'Keyboard hero Billy Preston dies'
Billy Preston worked on Beatles albums including Let It Be
US keyboard legend Billy Preston, known for his work with The Beatles and The Rolling Stones as well as his own solo hits, has died at the age of 59. Preston played on The Beatles' Let it Be, the Stones' Exile on Main Street and landmark albums by Bob Dylan, Sly & the Family Stone and Aretha Franklin. He had solo hits in the 1970s with Will It Go Round In Circles, With You I'm Born Again and Nothing From Nothing. Kidney failure had left him in a coma since November. Rolling Stones singer Mick Jagger said: "Billy was a fantastic and gifted musician ... a superb singer in both recording sessions and on stage. Preston also toured and recorded extensively with The Rolling Stones - "He was great fun to be with on stage when touring with us and I will miss him a lot." Born in Houston, Texas, Preston started out playing with Ray Charles and Little Richard. He became friends with The Beatles when he played with Little Richard in Hamburg and the soon-to-be superstars were the support act.
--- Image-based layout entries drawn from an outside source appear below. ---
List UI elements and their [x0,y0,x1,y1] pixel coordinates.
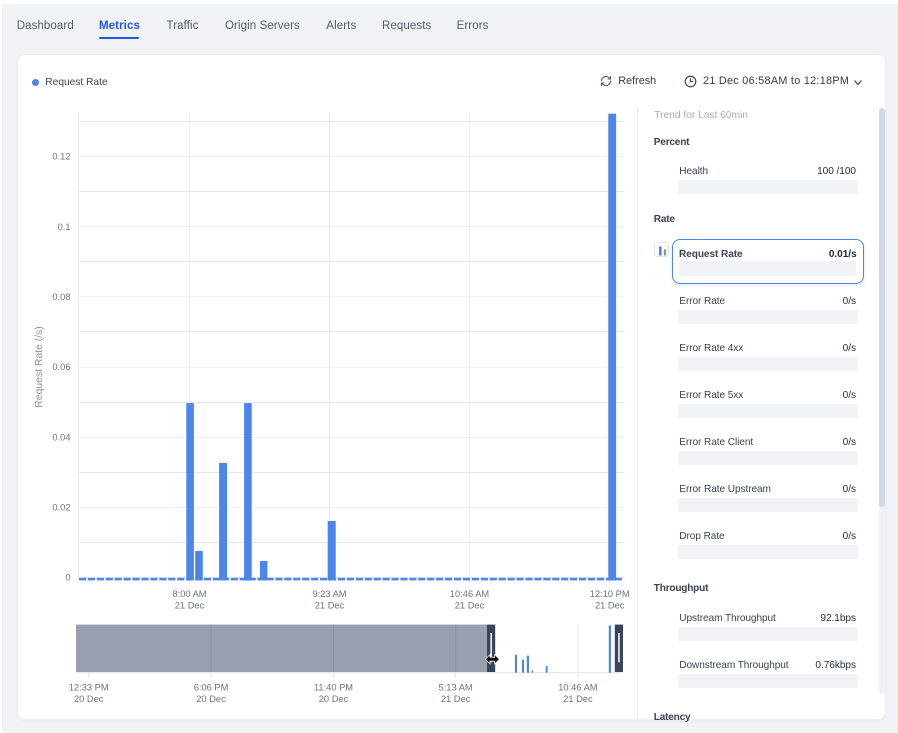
svg-text:6:06 PM: 6:06 PM [194,683,229,693]
svg-text:20 Dec: 20 Dec [319,694,349,704]
svg-text:21 Dec: 21 Dec [595,601,625,611]
svg-text:10:46 AM: 10:46 AM [450,589,489,599]
svg-text:20 Dec: 20 Dec [196,694,226,704]
svg-text:0.06: 0.06 [52,362,70,372]
svg-text:0.12: 0.12 [52,152,70,162]
svg-text:9:23 AM: 9:23 AM [312,589,346,599]
svg-text:0.1: 0.1 [58,222,71,232]
svg-text:12:10 PM: 12:10 PM [590,589,630,599]
svg-text:21 Dec: 21 Dec [455,601,485,611]
svg-text:21 Dec: 21 Dec [175,601,205,611]
svg-text:12:33 PM: 12:33 PM [69,683,109,693]
svg-text:21 Dec: 21 Dec [441,694,471,704]
svg-text:0.08: 0.08 [52,292,70,302]
svg-text:0.04: 0.04 [52,432,70,442]
svg-text:0.02: 0.02 [52,503,70,513]
svg-text:21 Dec: 21 Dec [315,601,345,611]
svg-text:11:40 PM: 11:40 PM [314,683,353,693]
svg-text:8:00 AM: 8:00 AM [172,589,206,599]
svg-text:Request Rate (/s): Request Rate (/s) [34,326,45,407]
svg-text:21 Dec: 21 Dec [563,694,593,704]
svg-text:5:13 AM: 5:13 AM [439,683,473,693]
svg-text:0: 0 [65,573,70,583]
svg-text:10:46 AM: 10:46 AM [558,683,597,693]
svg-text:20 Dec: 20 Dec [74,694,104,704]
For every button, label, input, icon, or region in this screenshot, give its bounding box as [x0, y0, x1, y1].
The musician went on to play keyboards on Let it Be and Abbey Road and the song Get Back was credited to The Beatles and Billy Preston - the only time the Fab Four shared the limelight on a hit single. "I was at the Beatles' office, and John said, 'Look, Willy' and he showed me the record," Preston told the Chicago Sun-Times two years ago. "I looked, and it was great. Wow! It was really something to do that for me." Lennon was even reputed to have suggested that Preston should join the group - but the idea was said to have been scuppered by the rest of the band. Preston was a prolific songwriter and enjoyed solo success
Preston was credited with soothing tensions within The Beatles during the Let It Be sessions - George Harrison likened it to a feuding family staying on its best behaviour in front of a guest. And he accompanied the band during their last live show on the roof of the Apple Records building in 1969, which he said was the highlight of his career. Apple Records managing director Neil Aspinall said he was "truly saddened" to hear the news. "Billy made memorable contributions to The Beatles' albums Let it Be and Abbey Road as well as recording two solo albums for Apple Records. He was a good friend of Apple's and will be greatly missed."